Üstad Bediüzzaman Hazretleri “euzu billahi mineşşeytani ve siyase” diyerek şeytanla birlikte siyasetten de Allah’a sığınır.
Nur camiasının temel özelliği siyasete girmemek ama bununla beraber demokratik haklarını da kullanmak yönündedir…
Din siyasete hiçbir şekilde alet edilemez ve din, siyaset için referans olmaz.
Sadece insanları ve insanların istikbalini düşünme adına yönlendirici olabilir…
Hocaefendi de tam olarak bu fikirde olduğundan ötürü etrafındaki insanların ve sevenlerinin asla siyasete bulaşmamasını istemiştir.
Yıllarca kendisine soran ve siyaset için izin isteyen hiç kimseye müsade etmemiştir.
Son dönem ısrarla kendisinden milletvekilliği için izin isteyen iki-üç kişiye kerhen ses çıkarmamış ve fakat bu şahıslar bu taleplerinden ötürü alabildiğine sıkıntı çekmiş ve hala da çekmektedirler…
Bazen “siz bilirsiniz” sözünün neticeleri çok ağır olabilir…
Kendi ağzından duyduğum bir ifadesini size aktarayım “Benden sonra dahi siyasete meylederseniz ahirette iki elim iki yakanızda olur”
Bu inanç ve istekte olan bir şahsiyetin ne kendi etrafındakiler, ne de bir başkası için siyasi talepte bulunmasını asla bekleyemezsiniz…
Böyle bir talepte bulunduğunu ne gören, ne duyan, ne de bilen vardır.

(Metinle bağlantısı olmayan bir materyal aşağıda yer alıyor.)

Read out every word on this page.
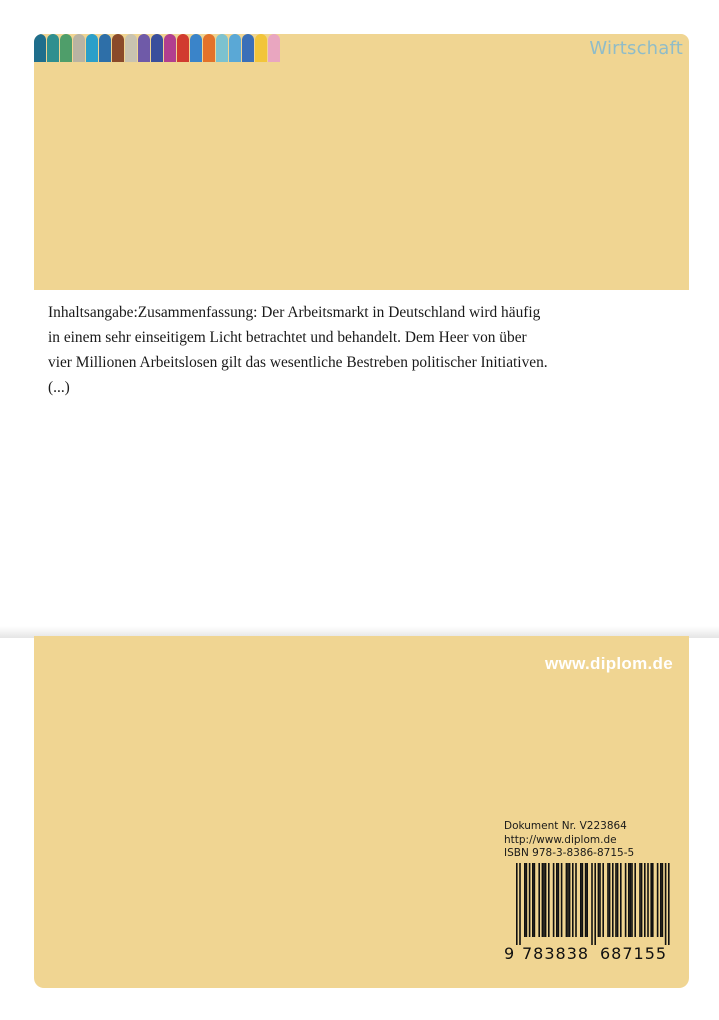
Wirtschaft
Inhaltsangabe:Zusammenfassung: Der Arbeitsmarkt in Deutschland wird häufig
in einem sehr einseitigem Licht betrachtet und behandelt. Dem Heer von über
vier Millionen Arbeitslosen gilt das wesentliche Bestreben politischer Initiativen.
(...)
www.diplom.de
Dokument Nr. V223864
http://www.diplom.de
ISBN 978-3-8386-8715-5
9 783838 687155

Yani Hocaefendi’yi tanıyanlar bilirler ki her iki zatın aktardığı şey ta en baştan muhal üzeri muhaldir.
Hele hele 28 Şubat’ı izleyen o günlerde tek kelime ile bu durum imkansızdır…
İsterseniz olayın bir de tarihsel süreci ve konjonktürel seyrine bakıp hükmümüzü ona göre belirlemeye gayret edelim.
Soylu milliyetçi bir aileden geliyor ve daha sonra kendisi bir şekilde Demokrat Parti, DYP çizgisine adapte olmuş, teşkilattan yetişmiş…
Çok hırslı bir varlık..
Kasımpaşalı Erdoğan’ın Gaziosmanpaşalı ruh ikizi
Soylu 29 Nisan 1999’da DYP İstanbul il başkanlığı görevine geldi ve 2002 genel seçimleri öncesi milletvekili adayı oluncaya kadar bu görevi yürüttü.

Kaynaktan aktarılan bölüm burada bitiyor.